Turkey considered a safe country
Since June 6, deportation to Turkey has been added to the long list of concerns for the refugees. In the name of "fighting illegal migration flows," the Greek government decided to recognize Turkey as a safe country for Syrians, Afghans, Somalis, Pakistanis and Bangladeshis.
According to the United Nations High Commissioner for Refugees (UNHCR), 1,178 asylum seekers of these nationalities have passed through Turkey before arriving in Lesbos so far this year. This means that "Afghans and Syrians, for example, are only asked questions about Turkey during their asylum interview, not the country they are from. So it lasts 15 minutes," says Marion Bouchetel, of the Legal Centre Lesbos, an NGO that provides legal assistance to asylum seekers.
Several laws were also passed in 2020 to speed up the asylum application procedure, creating an infuriating situation: asylum seekers who arrived in Lesbos in August of this year can receive the answer to their application much faster than those who arrived in 2019.

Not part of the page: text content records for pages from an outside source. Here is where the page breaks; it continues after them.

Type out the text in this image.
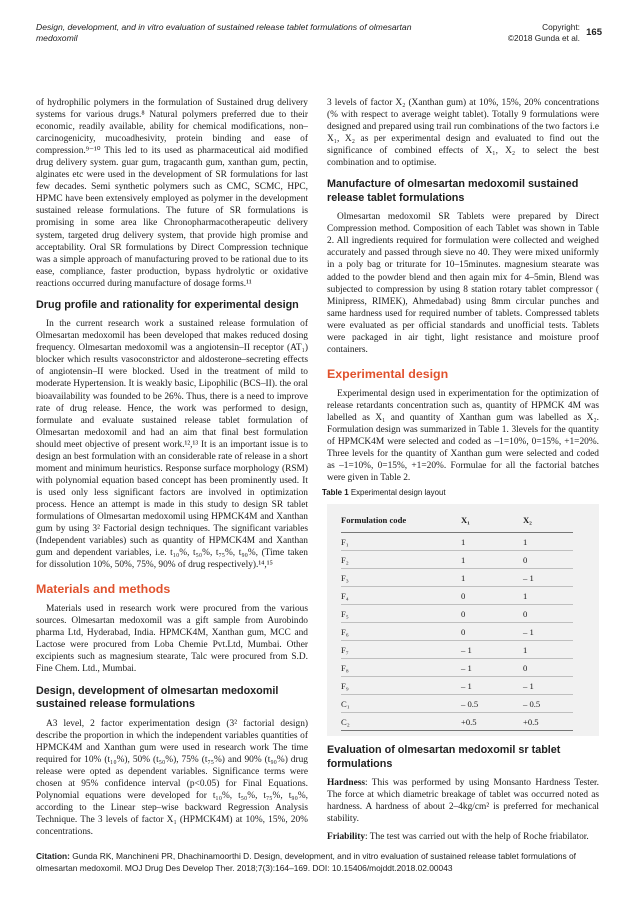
Design, development, and in vitro evaluation of sustained release tablet formulations of olmesartan medoxomil
Copyright:
©2018 Gunda et al. 165

of hydrophilic polymers in the formulation of Sustained drug delivery systems for various drugs.⁸ Natural polymers preferred due to their economic, readily available, ability for chemical modifications, non–carcinogenicity, mucoadhesivity, protein binding and ease of compression.⁹⁻¹⁰ This led to its used as pharmaceutical aid modified drug delivery system. guar gum, tragacanth gum, xanthan gum, pectin, alginates etc were used in the development of SR formulations for last few decades. Semi synthetic polymers such as CMC, SCMC, HPC, HPMC have been extensively employed as polymer in the development sustained release formulations. The future of SR formulations is promising in some area like Chronopharmacotherapeutic delivery system, targeted drug delivery system, that provide high promise and acceptability. Oral SR formulations by Direct Compression technique was a simple approach of manufacturing proved to be rational due to its ease, compliance, faster production, bypass hydrolytic or oxidative reactions occurred during manufacture of dosage forms.¹¹

Drug profile and rationality for experimental design

In the current research work a sustained release formulation of Olmesartan medoxomil has been developed that makes reduced dosing frequency. Olmesartan medoxomil was a angiotensin–II receptor (AT₁) blocker which results vasoconstrictor and aldosterone–secreting effects of angiotensin–II were blocked. Used in the treatment of mild to moderate Hypertension. It is weakly basic, Lipophilic (BCS–II). the oral bioavailability was founded to be 26%. Thus, there is a need to improve rate of drug release. Hence, the work was performed to design, formulate and evaluate sustained release tablet formulation of Olmesartan medoxomil and had an aim that final best formulation should meet objective of present work.¹²,¹³ It is an important issue is to design an best formulation with an considerable rate of release in a short moment and minimum heuristics. Response surface morphology (RSM) with polynomial equation based concept has been prominently used. It is used only less significant factors are involved in optimization process. Hence an attempt is made in this study to design SR tablet formulations of Olmesartan medoxomil using HPMCK4M and Xanthan gum by using 3² Factorial design techniques. The significant variables (Independent variables) such as quantity of HPMCK4M and Xanthan gum and dependent variables, i.e. t₁₀%, t₅₀%, t₇₅%, t₉₀%, (Time taken for dissolution 10%, 50%, 75%, 90% of drug respectively).¹⁴,¹⁵

Materials and methods

Materials used in research work were procured from the various sources. Olmesartan medoxomil was a gift sample from Aurobindo pharma Ltd, Hyderabad, India. HPMCK4M, Xanthan gum, MCC and Lactose were procured from Loba Chemie Pvt.Ltd, Mumbai. Other excipients such as magnesium stearate, Talc were procured from S.D. Fine Chem. Ltd., Mumbai.

Design, development of olmesartan medoxomil sustained release formulations

A3 level, 2 factor experimentation design (3² factorial design) describe the proportion in which the independent variables quantities of HPMCK4M and Xanthan gum were used in research work The time required for 10% (t₁₀%), 50% (t₅₀%), 75% (t₇₅%) and 90% (t₉₀%) drug release were opted as dependent variables. Significance terms were chosen at 95% confidence interval (p<0.05) for Final Equations. Polynomial equations were developed for t₁₀%, t₅₀%, t₇₅%, t₉₀%, according to the Linear step–wise backward Regression Analysis Technique. The 3 levels of factor X₁ (HPMCK4M) at 10%, 15%, 20% concentrations.

3 levels of factor X₂ (Xanthan gum) at 10%, 15%, 20% concentrations (% with respect to average weight tablet). Totally 9 formulations were designed and prepared using trail run combinations of the two factors i.e X₁, X₂ as per experimental design and evaluated to find out the significance of combined effects of X₁, X₂ to select the best combination and to optimise.

Manufacture of olmesartan medoxomil sustained release tablet formulations

Olmesartan medoxomil SR Tablets were prepared by Direct Compression method. Composition of each Tablet was shown in Table 2. All ingredients required for formulation were collected and weighed accurately and passed through sieve no 40. They were mixed uniformly in a poly bag or triturate for 10–15minutes. magnesium stearate was added to the powder blend and then again mix for 4–5min, Blend was subjected to compression by using 8 station rotary tablet compressor ( Minipress, RIMEK), Ahmedabad) using 8mm circular punches and same hardness used for required number of tablets. Compressed tablets were evaluated as per official standards and unofficial tests. Tablets were packaged in air tight, light resistance and moisture proof containers.

Experimental design

Experimental design used in experimentation for the optimization of release retardants concentration such as, quantity of HPMCK 4M was labelled as X₁ and quantity of Xanthan gum was labelled as X₂. Formulation design was summarized in Table 1. 3levels for the quantity of HPMCK4M were selected and coded as –1=10%, 0=15%, +1=20%. Three levels for the quantity of Xanthan gum were selected and coded as –1=10%, 0=15%, +1=20%. Formulae for all the factorial batches were given in Table 2.

Table 1 Experimental design layout
Formulation code	X₁	X₂
F₁	1	1
F₂	1	0
F₃	1	– 1
F₄	0	1
F₅	0	0
F₆	0	– 1
F₇	– 1	1
F₈	– 1	0
F₉	– 1	– 1
C₁	– 0.5	– 0.5
C₂	+0.5	+0.5
Evaluation of olmesartan medoxomil sr tablet formulations

Hardness: This was performed by using Monsanto Hardness Tester. The force at which diametric breakage of tablet was occurred noted as hardness. A hardness of about 2–4kg/cm² is preferred for mechanical stability.

Friability: The test was carried out with the help of Roche friabilator.

Citation: Gunda RK, Manchineni PR, Dhachinamoorthi D. Design, development, and in vitro evaluation of sustained release tablet formulations of olmesartan medoxomil. MOJ Drug Des Develop Ther. 2018;7(3):164–169. DOI: 10.15406/mojddt.2018.02.00043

This is the case for Jean*. This Cameroonian arrived on the island on August 19 2021, he says while waiting for the bus to Mytilene. His interview for his asylum application took place on September 2 and on September 6 he was notified that his application had been rejected. Distraught, he says he has "shown proof that [he was] tortured" in his country.
By comparison, Duduma and Alex, who arrived in 2019, each had to wait more than a year for their interview, and then months longer to get an answer. Both applications were rejected, so they appealed. Alex received a negative response to his appeal on Wednesday, more than two years after his arrival in Lesbos. Duduma is still waiting for a response to his appeal.
"People are rejected as part of a sequence," says Bouchetel. "The presence of a lawyer is not mandatory in the first instance, only for an appeal. But then the appointed lawyers are often in Athens, the asylum seekers never even see them."
Julia Dumont, special correspondent in Lesbos.